The Fourth of July was a really big deal when I was a kid. It meant spending long summer days playing with firecrackers. Back then, "ladyfingers" were our main source of entertainment. My little brother, Ed, and I experimented with every possible way to blow something up. Ant hills became enemy bunkers, grasshoppers were Russian tanks that we blew to smithereens, and pop cans transformed into missiles that we launched into outer space. Then we followed our natural human tendency and proceeded to bigger and better "black cats," which could send the pop cans flying a couple feet higher into the air. By the time that our country's bicentennial rolled around, we had graduated to one and a half inch artillery shells. "M 80" firecrackers were outlawed a decade earlier, but some of the old timers stowed away a couple for special occasions. Life was good back then.


Then, I graduated from high school and found myself three days later, marching around the reception station at Fort Knox, Kentucky. I was now residing in the "Home of the Armor," our nation's historic Army tank base.
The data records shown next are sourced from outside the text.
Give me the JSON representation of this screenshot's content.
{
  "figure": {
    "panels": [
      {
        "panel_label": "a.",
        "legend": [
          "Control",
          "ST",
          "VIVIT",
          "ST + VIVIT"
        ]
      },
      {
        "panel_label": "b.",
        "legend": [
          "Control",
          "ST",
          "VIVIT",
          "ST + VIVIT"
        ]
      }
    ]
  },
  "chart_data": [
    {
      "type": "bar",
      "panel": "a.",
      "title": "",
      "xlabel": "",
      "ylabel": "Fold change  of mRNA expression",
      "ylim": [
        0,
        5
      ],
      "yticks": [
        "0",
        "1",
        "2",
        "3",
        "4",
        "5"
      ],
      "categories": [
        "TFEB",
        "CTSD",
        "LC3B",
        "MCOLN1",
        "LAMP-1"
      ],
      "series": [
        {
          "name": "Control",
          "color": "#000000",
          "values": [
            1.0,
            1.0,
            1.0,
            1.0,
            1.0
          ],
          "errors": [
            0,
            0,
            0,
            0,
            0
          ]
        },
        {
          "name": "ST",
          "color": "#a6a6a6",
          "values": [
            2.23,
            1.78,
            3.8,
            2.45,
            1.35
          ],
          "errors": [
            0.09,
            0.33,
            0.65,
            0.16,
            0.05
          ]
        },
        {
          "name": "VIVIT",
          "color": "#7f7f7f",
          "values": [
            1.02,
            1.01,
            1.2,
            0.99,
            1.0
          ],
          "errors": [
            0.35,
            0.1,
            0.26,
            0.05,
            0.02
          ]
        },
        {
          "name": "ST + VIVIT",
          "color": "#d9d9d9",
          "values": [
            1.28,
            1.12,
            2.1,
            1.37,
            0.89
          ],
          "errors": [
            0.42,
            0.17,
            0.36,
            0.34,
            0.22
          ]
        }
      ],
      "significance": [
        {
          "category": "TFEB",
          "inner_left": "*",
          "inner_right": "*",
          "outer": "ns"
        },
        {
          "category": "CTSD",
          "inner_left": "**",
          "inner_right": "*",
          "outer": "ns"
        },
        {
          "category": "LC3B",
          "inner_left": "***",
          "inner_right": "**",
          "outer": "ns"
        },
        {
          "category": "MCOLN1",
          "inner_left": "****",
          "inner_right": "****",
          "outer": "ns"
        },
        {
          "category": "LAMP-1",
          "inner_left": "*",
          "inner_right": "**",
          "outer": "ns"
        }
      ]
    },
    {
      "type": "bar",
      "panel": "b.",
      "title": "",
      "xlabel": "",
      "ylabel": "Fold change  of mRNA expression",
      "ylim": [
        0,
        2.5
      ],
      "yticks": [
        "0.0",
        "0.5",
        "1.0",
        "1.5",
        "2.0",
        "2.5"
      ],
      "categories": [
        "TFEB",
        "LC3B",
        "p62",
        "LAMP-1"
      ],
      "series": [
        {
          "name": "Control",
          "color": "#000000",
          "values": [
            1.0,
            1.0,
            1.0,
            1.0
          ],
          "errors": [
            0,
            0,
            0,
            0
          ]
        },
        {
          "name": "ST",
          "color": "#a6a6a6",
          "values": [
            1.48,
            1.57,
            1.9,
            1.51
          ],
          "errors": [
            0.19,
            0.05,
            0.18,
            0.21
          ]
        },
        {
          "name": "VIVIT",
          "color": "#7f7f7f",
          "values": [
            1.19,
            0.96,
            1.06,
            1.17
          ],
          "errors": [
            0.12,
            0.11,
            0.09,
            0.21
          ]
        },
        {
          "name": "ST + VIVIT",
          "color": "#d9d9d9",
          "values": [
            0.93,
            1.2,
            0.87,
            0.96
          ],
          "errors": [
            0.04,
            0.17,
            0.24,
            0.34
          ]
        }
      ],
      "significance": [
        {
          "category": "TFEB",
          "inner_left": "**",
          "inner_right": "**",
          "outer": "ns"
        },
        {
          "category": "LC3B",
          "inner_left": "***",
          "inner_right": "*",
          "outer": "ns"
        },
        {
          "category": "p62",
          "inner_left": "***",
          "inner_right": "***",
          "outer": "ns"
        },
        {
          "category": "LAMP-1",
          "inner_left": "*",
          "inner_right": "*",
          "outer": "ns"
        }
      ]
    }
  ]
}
We were scheduled for three months of intense training on the M 60A1 main battle tank, which would push our physical and mental skills to the limit. We weren't playing with firecrackers anymore. The 105 mm sabot shells that we were firing spun downrange at the amazing speed of one mile per second. HEAT, the Army's acronym for "High Explosive Anti Tank," shells burned molten metal through the hull of enemy tanks. Nope, these were not ladyfingers.


By now, you see my correlation between fireworks and tank rounds, but you're wondering what on earth a barbershop has to do with the 4th of July. One of the first things that we did as army recruits at Fort Knox was to get an army regulation haircut. I will never forget the sight of young men from all over the U.S. standing in line to lose their distinctive hairdos. Growing up on a Nebraska farm, I didn't have a very broad view of the world and it's various cultures. I was in awe of the spectrum of humanity surrounding me. There were the familiar short-haired farm kids. There were shaved-headed inner city kids. There were black kids from Alabama sporting afros. There were straight black-haired Asian kids. There were clean cut Hispanics. I even saw a couple with ponytails that looked Native American. They all entered the barbershop as individuals and emerged minutes later with the exact same buzz cut. These guys came from all walks of life and various ethnicities to sign over their lives to the U.S. Army. I learned a valuable lesson in the American way that day. It takes everyone with their own special skills working together to keep the machinery of this great country rolling. Happy 250th Independence Day everyone!